Platform fragmentation
Slack uses Block Kit JSON, Discord uses markdown with custom extensions, Teams uses Adaptive Cards, and WhatsApp requires pre-approved templates. Every platform has different rate limits—Slack allows one posted message per second per channel, Discord allows 50 messages per second, and Teams allows 50 requests per second. Building abstractions for these differences is complex.
Bot infrastructure at scale
Chat notifications require bot applications that handle authentication, token rotation, and event processing. A successful Slack app might be installed in thousands of workspaces, each generating events. You need webhook signature verification, idempotent processing, and graceful error handling.
Message formatting maze
Bold text, mentions, and links have different syntax per platform. Interactive elements (buttons, forms) have completely different implementations. URLs behave differently—Slack auto-unfurls, Discord shows embeds, and Teams generates previews.
Enterprise requirements
Slack requires OAuth for each workspace installation. Teams needs IT approval and tenant permissions. WhatsApp mandates template pre-approval with lead times. Each platform has different security, compliance, and data residency requirements.
How notification infrastructure simplifies chat notifications
Notification infrastructure platforms handle the complexity of chat notifications in several ways:
- Unified templating: Write in markdown once, and platforms translate to Block Kit, Adaptive Cards, or Discord embeds automatically. Platform-specific features are accessible through consistent syntax.
- Managed connections: Platforms handle OAuth flows, token storage, and rotation.
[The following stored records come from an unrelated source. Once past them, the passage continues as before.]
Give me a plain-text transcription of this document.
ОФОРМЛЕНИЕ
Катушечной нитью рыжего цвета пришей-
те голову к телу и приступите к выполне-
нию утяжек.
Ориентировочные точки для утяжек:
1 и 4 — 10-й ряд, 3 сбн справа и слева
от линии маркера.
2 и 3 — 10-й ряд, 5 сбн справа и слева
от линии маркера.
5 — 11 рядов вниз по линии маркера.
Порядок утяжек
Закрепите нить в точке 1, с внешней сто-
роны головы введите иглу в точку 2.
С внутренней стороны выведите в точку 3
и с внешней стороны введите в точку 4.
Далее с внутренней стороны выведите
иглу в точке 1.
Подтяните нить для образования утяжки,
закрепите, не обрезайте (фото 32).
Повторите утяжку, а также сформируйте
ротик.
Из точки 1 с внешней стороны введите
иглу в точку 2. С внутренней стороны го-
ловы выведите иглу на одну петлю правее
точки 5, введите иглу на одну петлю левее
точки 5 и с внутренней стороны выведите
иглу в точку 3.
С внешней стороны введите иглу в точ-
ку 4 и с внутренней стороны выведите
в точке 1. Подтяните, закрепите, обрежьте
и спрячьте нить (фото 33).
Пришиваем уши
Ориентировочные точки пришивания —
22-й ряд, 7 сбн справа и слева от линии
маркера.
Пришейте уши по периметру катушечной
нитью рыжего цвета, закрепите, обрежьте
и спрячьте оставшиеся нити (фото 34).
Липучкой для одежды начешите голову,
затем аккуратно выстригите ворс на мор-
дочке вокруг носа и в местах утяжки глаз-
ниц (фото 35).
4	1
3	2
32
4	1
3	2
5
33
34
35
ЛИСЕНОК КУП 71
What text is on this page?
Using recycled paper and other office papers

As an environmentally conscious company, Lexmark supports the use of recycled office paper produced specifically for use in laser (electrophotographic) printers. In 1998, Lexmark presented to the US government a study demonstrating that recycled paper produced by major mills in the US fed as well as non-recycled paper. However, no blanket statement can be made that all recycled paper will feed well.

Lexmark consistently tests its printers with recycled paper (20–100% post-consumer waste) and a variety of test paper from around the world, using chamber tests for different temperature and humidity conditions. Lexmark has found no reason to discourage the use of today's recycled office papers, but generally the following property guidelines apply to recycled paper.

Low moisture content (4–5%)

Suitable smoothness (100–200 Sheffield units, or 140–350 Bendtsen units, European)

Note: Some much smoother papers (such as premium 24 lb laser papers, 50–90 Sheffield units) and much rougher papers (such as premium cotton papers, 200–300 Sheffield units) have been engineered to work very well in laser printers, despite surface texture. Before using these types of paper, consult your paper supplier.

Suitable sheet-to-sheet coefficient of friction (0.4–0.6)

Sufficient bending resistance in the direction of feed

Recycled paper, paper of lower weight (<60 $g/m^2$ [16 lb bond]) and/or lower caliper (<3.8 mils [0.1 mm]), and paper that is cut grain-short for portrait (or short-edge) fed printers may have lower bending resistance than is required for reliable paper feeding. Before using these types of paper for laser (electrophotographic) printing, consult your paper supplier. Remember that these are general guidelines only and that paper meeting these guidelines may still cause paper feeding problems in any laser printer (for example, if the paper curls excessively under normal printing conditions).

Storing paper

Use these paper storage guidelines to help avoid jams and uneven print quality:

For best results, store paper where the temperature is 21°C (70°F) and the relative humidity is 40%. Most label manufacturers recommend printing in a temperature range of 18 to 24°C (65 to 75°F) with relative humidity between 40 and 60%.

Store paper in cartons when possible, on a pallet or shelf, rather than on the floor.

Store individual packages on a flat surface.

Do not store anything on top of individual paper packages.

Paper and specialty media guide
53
Automatic workspace installation for Slack and Microsoft Teams. Template approval management for WhatsApp.
- Smart rate limiting: Automatic queuing respects each platform's limits. Messages delivered at maximum safe speed without triggering 429 errors.
- Cross-platform features: Link tracking, delivery status, and error handling work consistently across all chat platforms. Channel groups enable fallbacks—try Slack first, fall back to email if not connected.
Send chat notifications with Knock
Knock simplifies chat complexity through unified markdown templating, which translates to each platform's native format. JSON templates provide full platform capabilities when needed. Channel groups enable intelligent routing—one workflow attempts multiple chat platforms with automatic fallback. Ideal for B2B products with diverse customer needs and preferences.
Connection management varies by platform, but Knock handles the complexity of OAuth for Slack and Teams, webhooks for Discord, and API credentials for WhatsApp. Automatic rate limiting, token management, and cross-platform link tracking included.